La soirée se poursuit par la création du deuxième volume de la série Les Corps mous de Vincent Lacoste. Le corps y devient une matière difforme et déformable qui se refuse au discours ambiant de la combativité à tout va. Lacoste, qui vient du théâtre, augmente le spectacle grâce à un système de caméras de vidéosurveillance qui ajoute à l’espace scénique des espaces extérieurs. Une double réflexion sur la résistance....

Dimanche 16 octobre, Théâtre de la Reine Blanche

HS de Katalin Patkaï, créé au festival Fats d’Hiver 2016, n’est pas une création ZOA. Et pourtant… Ce duo de la chorégraphe riche en propositions hors norme et hors cadre, ne sera jamais tout à le même à chaque reprise, tout simplement parce que son fils Ernesto, partenaire de scène dans cette proposition déroutante, grandit au rythme des enfants.

Entre la première en février et la représentation à ZOA, huit mois se sont écoulés, et c’est beaucoup dans une vie aussi jeune. Comme le sujet de HS est la relation de Patkaï à son fils et comme celui-ci peut bouger en scène en toute liberté, la transformation de cette performance pourrait en être un sujet en creux, se construisant au fil des années.
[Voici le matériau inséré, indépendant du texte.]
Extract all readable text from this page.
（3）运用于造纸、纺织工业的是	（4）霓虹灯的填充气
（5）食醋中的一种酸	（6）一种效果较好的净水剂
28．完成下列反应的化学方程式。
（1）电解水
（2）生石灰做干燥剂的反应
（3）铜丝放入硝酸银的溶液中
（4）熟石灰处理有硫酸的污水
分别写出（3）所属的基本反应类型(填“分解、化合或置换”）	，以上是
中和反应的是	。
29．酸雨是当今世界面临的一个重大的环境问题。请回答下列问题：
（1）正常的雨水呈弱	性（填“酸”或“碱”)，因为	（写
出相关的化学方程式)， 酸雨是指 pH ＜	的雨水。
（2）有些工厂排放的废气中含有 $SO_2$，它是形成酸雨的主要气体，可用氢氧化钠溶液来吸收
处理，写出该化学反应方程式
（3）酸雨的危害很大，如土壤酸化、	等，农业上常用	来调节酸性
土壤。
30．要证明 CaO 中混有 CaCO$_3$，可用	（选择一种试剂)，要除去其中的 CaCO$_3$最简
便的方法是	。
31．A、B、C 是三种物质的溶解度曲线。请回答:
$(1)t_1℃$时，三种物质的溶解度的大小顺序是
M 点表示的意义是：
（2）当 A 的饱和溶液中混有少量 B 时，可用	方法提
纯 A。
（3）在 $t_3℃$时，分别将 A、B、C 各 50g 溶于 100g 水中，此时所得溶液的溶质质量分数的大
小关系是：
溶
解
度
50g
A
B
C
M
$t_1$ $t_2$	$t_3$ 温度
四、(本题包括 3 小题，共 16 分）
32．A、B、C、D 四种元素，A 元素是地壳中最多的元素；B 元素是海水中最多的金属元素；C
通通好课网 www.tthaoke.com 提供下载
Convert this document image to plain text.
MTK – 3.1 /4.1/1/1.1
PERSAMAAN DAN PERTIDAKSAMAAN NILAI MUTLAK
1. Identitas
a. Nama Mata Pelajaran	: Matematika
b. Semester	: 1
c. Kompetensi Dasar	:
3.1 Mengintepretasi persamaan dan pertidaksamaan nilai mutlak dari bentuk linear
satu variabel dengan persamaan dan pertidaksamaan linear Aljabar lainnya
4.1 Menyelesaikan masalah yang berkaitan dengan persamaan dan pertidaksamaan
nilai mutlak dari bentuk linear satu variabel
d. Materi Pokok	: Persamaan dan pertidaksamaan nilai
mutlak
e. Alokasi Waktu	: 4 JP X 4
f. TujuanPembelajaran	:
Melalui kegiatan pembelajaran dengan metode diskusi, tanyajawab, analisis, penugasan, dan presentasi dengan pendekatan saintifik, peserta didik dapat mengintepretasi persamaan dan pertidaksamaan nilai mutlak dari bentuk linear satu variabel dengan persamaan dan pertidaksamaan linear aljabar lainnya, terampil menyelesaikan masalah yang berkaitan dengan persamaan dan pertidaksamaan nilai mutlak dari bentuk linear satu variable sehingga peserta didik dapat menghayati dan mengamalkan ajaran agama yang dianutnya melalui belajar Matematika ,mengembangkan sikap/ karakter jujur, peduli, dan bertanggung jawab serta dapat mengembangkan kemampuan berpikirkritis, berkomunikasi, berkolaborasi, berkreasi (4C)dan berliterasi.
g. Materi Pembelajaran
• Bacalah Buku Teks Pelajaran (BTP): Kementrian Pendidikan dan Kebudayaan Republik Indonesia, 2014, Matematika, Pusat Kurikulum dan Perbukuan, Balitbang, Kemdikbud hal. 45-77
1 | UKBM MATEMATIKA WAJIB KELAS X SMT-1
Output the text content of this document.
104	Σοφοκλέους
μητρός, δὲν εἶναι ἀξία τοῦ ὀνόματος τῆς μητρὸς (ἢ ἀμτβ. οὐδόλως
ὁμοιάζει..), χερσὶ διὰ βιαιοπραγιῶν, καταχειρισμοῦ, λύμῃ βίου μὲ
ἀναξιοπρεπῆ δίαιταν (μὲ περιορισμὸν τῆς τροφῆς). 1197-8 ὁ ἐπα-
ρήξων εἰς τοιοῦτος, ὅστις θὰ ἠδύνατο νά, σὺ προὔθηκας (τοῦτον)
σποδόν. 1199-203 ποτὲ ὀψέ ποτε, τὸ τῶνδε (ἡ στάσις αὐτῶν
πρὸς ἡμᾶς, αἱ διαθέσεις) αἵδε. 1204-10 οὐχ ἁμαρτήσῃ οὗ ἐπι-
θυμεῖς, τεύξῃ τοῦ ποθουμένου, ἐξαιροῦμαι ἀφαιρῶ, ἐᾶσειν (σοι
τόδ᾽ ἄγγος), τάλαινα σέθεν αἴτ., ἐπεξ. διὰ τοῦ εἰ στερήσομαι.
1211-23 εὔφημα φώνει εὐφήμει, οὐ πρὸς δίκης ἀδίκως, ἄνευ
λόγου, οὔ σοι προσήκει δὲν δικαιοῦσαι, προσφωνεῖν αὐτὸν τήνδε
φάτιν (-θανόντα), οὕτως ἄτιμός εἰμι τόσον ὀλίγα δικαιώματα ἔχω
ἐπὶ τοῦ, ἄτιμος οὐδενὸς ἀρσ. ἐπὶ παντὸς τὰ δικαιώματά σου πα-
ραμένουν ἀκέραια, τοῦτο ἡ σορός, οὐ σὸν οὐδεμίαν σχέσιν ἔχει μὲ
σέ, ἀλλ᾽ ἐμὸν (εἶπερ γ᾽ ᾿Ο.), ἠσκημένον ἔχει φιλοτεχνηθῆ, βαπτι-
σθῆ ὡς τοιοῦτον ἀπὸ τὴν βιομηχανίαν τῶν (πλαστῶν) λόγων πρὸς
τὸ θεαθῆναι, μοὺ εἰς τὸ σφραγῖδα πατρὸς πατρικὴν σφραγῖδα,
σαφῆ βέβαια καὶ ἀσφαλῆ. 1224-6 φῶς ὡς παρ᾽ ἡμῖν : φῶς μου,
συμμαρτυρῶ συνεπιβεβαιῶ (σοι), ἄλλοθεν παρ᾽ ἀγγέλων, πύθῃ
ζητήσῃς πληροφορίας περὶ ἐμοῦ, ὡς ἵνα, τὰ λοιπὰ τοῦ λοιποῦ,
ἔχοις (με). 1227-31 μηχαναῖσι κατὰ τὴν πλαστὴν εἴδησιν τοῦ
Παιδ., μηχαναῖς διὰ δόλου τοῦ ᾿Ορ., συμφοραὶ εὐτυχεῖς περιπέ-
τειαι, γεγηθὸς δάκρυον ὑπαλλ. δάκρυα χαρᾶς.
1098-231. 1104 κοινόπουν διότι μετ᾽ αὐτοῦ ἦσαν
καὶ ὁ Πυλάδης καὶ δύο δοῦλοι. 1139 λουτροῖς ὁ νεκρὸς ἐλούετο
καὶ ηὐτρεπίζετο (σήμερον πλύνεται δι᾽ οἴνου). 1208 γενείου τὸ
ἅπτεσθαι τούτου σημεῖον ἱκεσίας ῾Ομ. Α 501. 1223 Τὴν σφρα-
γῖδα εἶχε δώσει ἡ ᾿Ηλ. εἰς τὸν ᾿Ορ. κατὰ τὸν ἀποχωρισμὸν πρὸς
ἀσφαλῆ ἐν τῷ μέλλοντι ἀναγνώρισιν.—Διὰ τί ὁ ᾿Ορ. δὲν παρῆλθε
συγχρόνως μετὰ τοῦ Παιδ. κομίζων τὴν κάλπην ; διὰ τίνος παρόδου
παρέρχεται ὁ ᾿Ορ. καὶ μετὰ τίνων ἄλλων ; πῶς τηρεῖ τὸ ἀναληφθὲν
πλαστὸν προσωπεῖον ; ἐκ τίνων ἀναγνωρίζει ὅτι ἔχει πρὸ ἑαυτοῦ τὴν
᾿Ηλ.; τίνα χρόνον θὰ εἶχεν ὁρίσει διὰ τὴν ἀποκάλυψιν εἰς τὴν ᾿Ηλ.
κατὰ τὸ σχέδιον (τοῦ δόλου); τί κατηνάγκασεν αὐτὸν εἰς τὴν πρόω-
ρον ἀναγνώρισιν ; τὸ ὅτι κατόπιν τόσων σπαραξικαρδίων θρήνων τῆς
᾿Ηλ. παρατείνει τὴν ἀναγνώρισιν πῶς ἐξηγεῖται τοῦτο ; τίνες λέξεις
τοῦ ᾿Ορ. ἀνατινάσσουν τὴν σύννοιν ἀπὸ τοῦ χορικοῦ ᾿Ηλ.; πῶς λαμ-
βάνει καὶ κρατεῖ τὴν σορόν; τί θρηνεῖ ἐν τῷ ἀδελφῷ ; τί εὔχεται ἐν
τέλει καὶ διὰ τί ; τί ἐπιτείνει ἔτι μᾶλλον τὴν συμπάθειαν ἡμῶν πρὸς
Jeudi 20 octobre, Micadanses

Deux créations, deux sauts vers l’inconnu, pour une soirée partagée commençant par Amorce, solo de et avec Bleuène Madelaine, qui n’a pas seulement étudié le russe mais aussi le butô, et a travaillé avec Boris Charmatz et Maud le Pladec. Elle sera suivie de Les plans de notre foyer de Florian Pautasso, performance pour quatre femmes, en vue d’une création théâtrale.